In this dynamic, women became the preferred workforce for these industrial roles, primarily as a result of a combination of socio-economic constraints, which limited their skill development opportunities, and socio-economic oppression, which coerced them into accepting even lower wages. The relocation of capital and the availability of a cheap labour force, particularly female labour led to the growth of the garment industry in Bangladesh, making neoliberal globalisation a gendered phenomenon. Additionally, these women employed in low-wage production jobs are hired on short-term contracts. In these roles, they are compelled to meet unattainable production targets by working long hours in unsafe working conditions.


The gendered segregation of occupation is the result of household structures which are central to capitalism. Immanuel Wallerstein in Historical Capitalism also proposed that ‘households’ are relatively stable structures in the economy that share a common fund of current income and accumulated capital. The labour provided by the households is divided into productive work, focusing on earning money and non-productive work, focusing on subsistence activities. This was imposed on the working class, such that productive work was predominantly assigned to adult men, with younger males also involved in workplaces, and non-productive work, mainly fell to adult women, along with other females, children, and the elderly within the household. This segregation institutionalised sexism wherein the women’s work was gradually devalued. This division of real labour by gender exacerbated with the increase in globalisation with another layer of complexity as the gender norms are deeply rooted in the organisation of labour in transnational production. Women bear the burden of productive economy i.e., earning a living and the reproductive economy i.e., unpaid activities such as child care, care of the elderly, house cleaning, etc. that sustain the labour force highlighting the gendered division of labour in the commodity chains. In this scenario, women are viewed as supplemental earners. This gender dynamics affects the workplace, influencing how employers assess productivity and labour management prioritising their economic interests. As a result, women face disadvantages, leading to jobs being segregated along gender lines.
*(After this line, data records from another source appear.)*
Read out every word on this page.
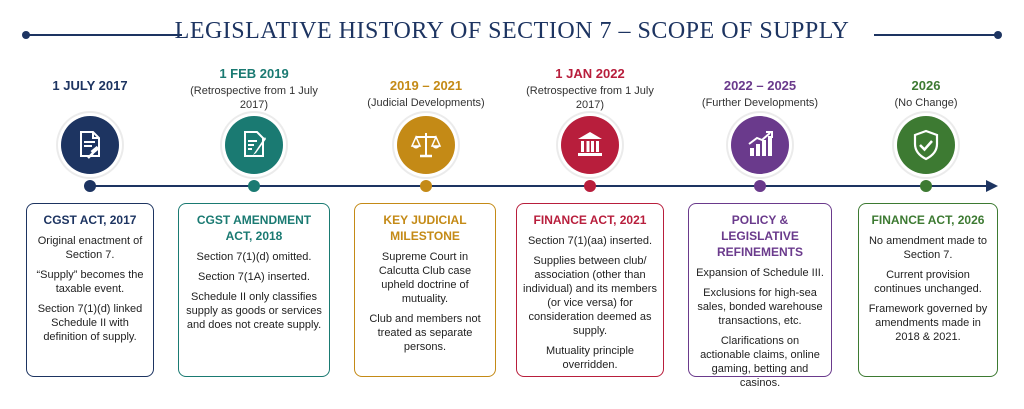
LEGISLATIVE HISTORY OF SECTION 7 – SCOPE OF SUPPLY
1 JULY 2017
CGST ACT, 2017
Original enactment of Section 7.
“Supply” becomes the taxable event.
Section 7(1)(d) linked Schedule II with definition of supply.
1 FEB 2019
(Retrospective from 1 July 2017)
CGST AMENDMENT ACT, 2018
Section 7(1)(d) omitted.
Section 7(1A) inserted.
Schedule II only classifies supply as goods or services and does not create supply.
2019 – 2021
(Judicial Developments)
KEY JUDICIAL MILESTONE
Supreme Court in Calcutta Club case upheld doctrine of mutuality.
Club and members not treated as separate persons.
1 JAN 2022
(Retrospective from 1 July 2017)
FINANCE ACT, 2021
Section 7(1)(aa) inserted.
Supplies between club/ association (other than individual) and its members (or vice versa) for consideration deemed as supply.
Mutuality principle overridden.
2022 – 2025
(Further Developments)
POLICY & LEGISLATIVE REFINEMENTS
Expansion of Schedule III.
Exclusions for high-sea sales, bonded warehouse transactions, etc.
Clarifications on actionable claims, online gaming, betting and casinos.
2026
(No Change)
FINANCE ACT, 2026
No amendment made to Section 7.
Current provision continues unchanged.
Framework governed by amendments made in 2018 & 2021.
The interplay of gender dynamics, global capitalism, and household structures in the garment industry reveals a troubling reality. These entrenched global and household structures, on one hand, perpetuate inequalities, relegating peripheral regions to fuel the growth of core economies and further, devalue women’s work, reinforcing a cycle of underpaid, insecure, and undervalued roles. The gender discrimination faced in the workplace exists in various other forms such as occupational segregation, motherhood penalty, etc. Hence, it is important to have policy measures to counter the structural gender inequalities in the workplace.